Recent studies highlight a critical phenomenon: the closer key information appears to the model outputs, the higher the factual accuracy. However, existing retrieval-augmented language models (RALMs) lack effective mechanisms to ensure this proximity - external evidence is injected into reasoning via multi-turn retrieval, but this cannot ensure key information stays close to the outputs. 近期研究强调了一个关键现象:关键信息距离模型输出越近,事实准确性就越高。然而,现有的检索增强语言模型(RALMs)缺乏有效的机制来确保这种邻近性——尽管外部证据通过多轮检索被注入到推理过程中,但这无法保证关键信息始终靠近输出端。
We propose Micro-Macro Retrieval (M2R), a novel retrieve-while-generate framework to fill this gap. At the macro level, M2R retrieves coarse-grained evidence from external sources; at the micro level, it extracts essential results from a key information repository built during reasoning and reuses them while generating answers. 我们提出了微观-宏观检索(Micro-Macro Retrieval, M2R),这是一种新颖的“边生成边检索”框架,旨在填补这一空白。在宏观层面,M2R 从外部来源检索粗粒度证据;在微观层面,它从推理过程中构建的关键信息库中提取核心结果,并在生成答案时复用这些信息。
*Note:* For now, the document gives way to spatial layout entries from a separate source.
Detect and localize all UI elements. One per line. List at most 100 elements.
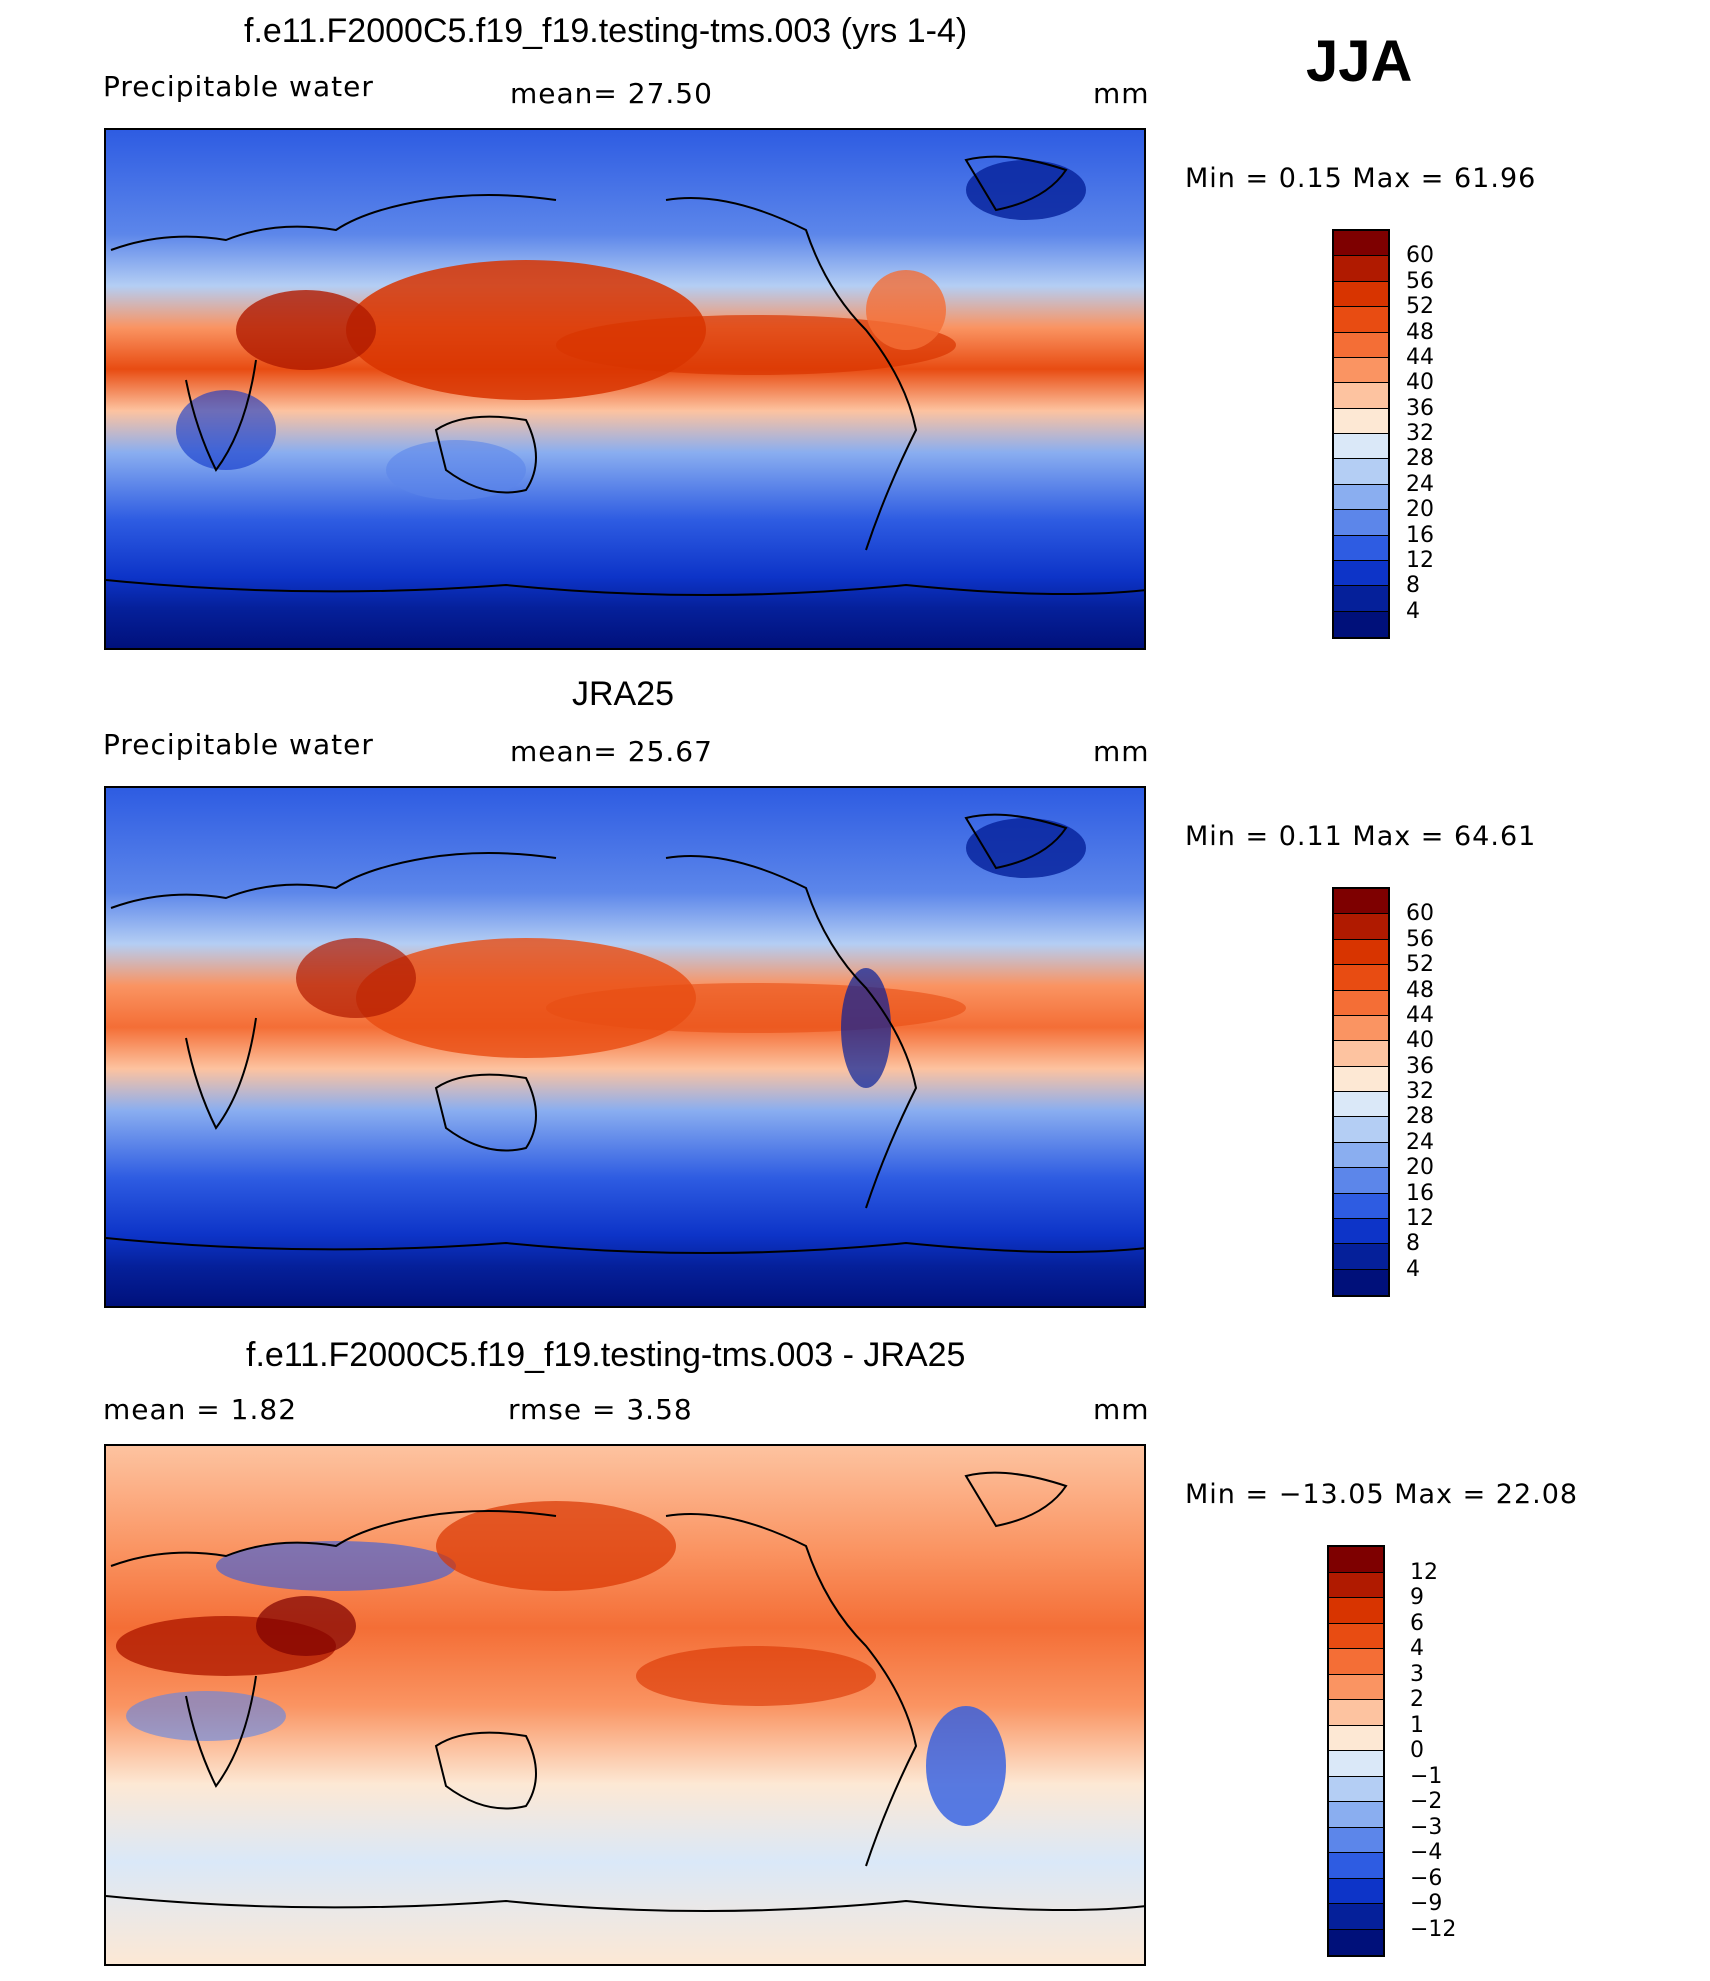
colorbar-swatch [1334, 281, 1388, 308]
panel-3-colorbar [1327, 1545, 1385, 1957]
colorbar-swatch [1334, 1193, 1388, 1219]
colorbar-tick-label: 1 [1410, 1712, 1424, 1738]
colorbar-swatch [1334, 990, 1388, 1016]
colorbar-swatch [1329, 1674, 1383, 1700]
panel-1-colorbar [1332, 229, 1390, 639]
colorbar-swatch [1334, 1244, 1388, 1270]
panel-2-colorbar-segments [1334, 889, 1388, 1295]
colorbar-tick-label: 20 [1406, 1155, 1434, 1181]
colorbar-tick-label: 24 [1406, 1129, 1434, 1155]
colorbar-swatch [1334, 1218, 1388, 1245]
panel-2-variable-label: Precipitable water [103, 728, 374, 761]
colorbar-tick-label: −6 [1410, 1865, 1443, 1891]
panel-2-mean-label: mean= 25.67 [510, 735, 713, 768]
colorbar-tick-label: 6 [1410, 1610, 1424, 1636]
colorbar-tick-label: 16 [1406, 1180, 1434, 1206]
colorbar-tick-label: 44 [1406, 344, 1434, 370]
colorbar-swatch [1334, 586, 1388, 612]
colorbar-tick-label: 52 [1406, 294, 1434, 320]
colorbar-swatch [1329, 1700, 1383, 1726]
colorbar-swatch [1334, 1092, 1388, 1118]
colorbar-tick-label: 44 [1406, 1002, 1434, 1028]
colorbar-swatch [1334, 484, 1388, 511]
colorbar-swatch [1334, 408, 1388, 434]
colorbar-tick-label: 48 [1406, 319, 1434, 345]
colorbar-tick-label: 4 [1406, 598, 1420, 624]
colorbar-tick-label: 8 [1406, 1231, 1420, 1257]
colorbar-tick-label: 56 [1406, 926, 1434, 952]
colorbar-swatch [1329, 1878, 1383, 1904]
colorbar-swatch [1334, 307, 1388, 333]
colorbar-tick-label: 40 [1406, 1028, 1434, 1054]
colorbar-tick-label: −1 [1410, 1763, 1443, 1789]
colorbar-tick-label: 60 [1406, 243, 1434, 269]
panel-3-title: f.e11.F2000C5.f19_f19.testing-tms.003 - … [246, 1336, 966, 1374]
colorbar-tick-label: 12 [1406, 547, 1434, 573]
colorbar-tick-label: 4 [1410, 1636, 1424, 1661]
colorbar-tick-label: 32 [1406, 1079, 1434, 1104]
colorbar-swatch [1334, 1041, 1388, 1067]
colorbar-swatch [1334, 535, 1388, 561]
colorbar-swatch [1334, 1142, 1388, 1169]
colorbar-tick-label: 60 [1406, 901, 1434, 927]
colorbar-swatch [1329, 1776, 1383, 1802]
colorbar-tick-label: −12 [1410, 1916, 1457, 1942]
colorbar-swatch [1334, 357, 1388, 384]
colorbar-swatch [1334, 965, 1388, 991]
colorbar-tick-label: −3 [1410, 1814, 1443, 1840]
colorbar-swatch [1334, 459, 1388, 485]
colorbar-swatch [1329, 1827, 1383, 1853]
colorbar-swatch [1329, 1853, 1383, 1879]
colorbar-tick-label: 12 [1406, 1205, 1434, 1231]
colorbar-swatch [1334, 914, 1388, 940]
colorbar-swatch [1334, 1269, 1388, 1295]
colorbar-swatch [1329, 1725, 1383, 1751]
colorbar-swatch [1329, 1904, 1383, 1930]
panel-1-title: f.e11.F2000C5.f19_f19.testing-tms.003 (y… [244, 12, 968, 50]
colorbar-swatch [1334, 1117, 1388, 1143]
colorbar-swatch [1329, 1547, 1383, 1573]
colorbar-swatch [1334, 231, 1388, 257]
colorbar-swatch [1329, 1598, 1383, 1624]
panel-2-colorbar [1332, 887, 1390, 1297]
colorbar-tick-label: 40 [1406, 370, 1434, 396]
panel-1-variable-label: Precipitable water [103, 70, 374, 103]
panel-1-units: mm [1093, 77, 1150, 110]
colorbar-tick-label: −2 [1410, 1789, 1443, 1814]
colorbar-tick-label: 28 [1406, 446, 1434, 472]
panel-1-minmax: Min = 0.15 Max = 61.96 [1185, 163, 1537, 194]
colorbar-tick-label: 52 [1406, 952, 1434, 978]
colorbar-tick-label: 16 [1406, 522, 1434, 548]
panel-2-title: JRA25 [572, 675, 675, 713]
panel-2-units: mm [1093, 735, 1150, 768]
colorbar-tick-label: 36 [1406, 1053, 1434, 1079]
colorbar-swatch [1334, 939, 1388, 966]
colorbar-swatch [1334, 560, 1388, 587]
colorbar-swatch [1334, 510, 1388, 536]
colorbar-swatch [1334, 434, 1388, 460]
colorbar-tick-label: −4 [1410, 1840, 1443, 1865]
colorbar-swatch [1329, 1572, 1383, 1598]
panel-1-map [104, 128, 1146, 650]
colorbar-swatch [1334, 256, 1388, 282]
colorbar-tick-label: 4 [1406, 1256, 1420, 1282]
colorbar-tick-label: 9 [1410, 1585, 1424, 1610]
colorbar-swatch [1334, 332, 1388, 358]
panel-2-minmax: Min = 0.11 Max = 64.61 [1185, 821, 1537, 852]
colorbar-swatch [1329, 1929, 1383, 1955]
colorbar-tick-label: 24 [1406, 471, 1434, 497]
colorbar-tick-label: 2 [1410, 1687, 1424, 1712]
colorbar-swatch [1334, 889, 1388, 915]
panel-3-units: mm [1093, 1393, 1150, 1426]
colorbar-swatch [1329, 1623, 1383, 1649]
panel-2-map [104, 786, 1146, 1308]
colorbar-swatch [1334, 1168, 1388, 1194]
season-label: JJA [1306, 29, 1413, 94]
colorbar-tick-label: 32 [1406, 421, 1434, 446]
panel-3-colorbar-segments [1329, 1547, 1383, 1955]
colorbar-swatch [1329, 1649, 1383, 1675]
colorbar-tick-label: 0 [1410, 1738, 1424, 1763]
panel-1-mean-label: mean= 27.50 [510, 77, 713, 110]
colorbar-tick-label: 48 [1406, 977, 1434, 1003]
colorbar-tick-label: 56 [1406, 268, 1434, 294]
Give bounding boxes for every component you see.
This design directly addresses the key-information-to-output proximity bottleneck, effectively reducing hallucination in long-form tasks. M2R is trained with a curriculum learning-based reinforcement learning strategy using customized rule-based rewards, enabling stable acquisition of retrieval and grounding skills. 该设计直接解决了“关键信息到输出”的邻近性瓶颈,有效减少了长文本任务中的幻觉。M2R 采用基于课程学习的强化学习策略进行训练,并使用定制的基于规则的奖励,从而实现了检索和归因技能的稳定获取。
Extensive experiments across different benchmarks demonstrate the effectiveness of M2R, especially in lengthy-context settings. 在不同基准测试上的广泛实验证明了 M2R 的有效性,特别是在长上下文场景中。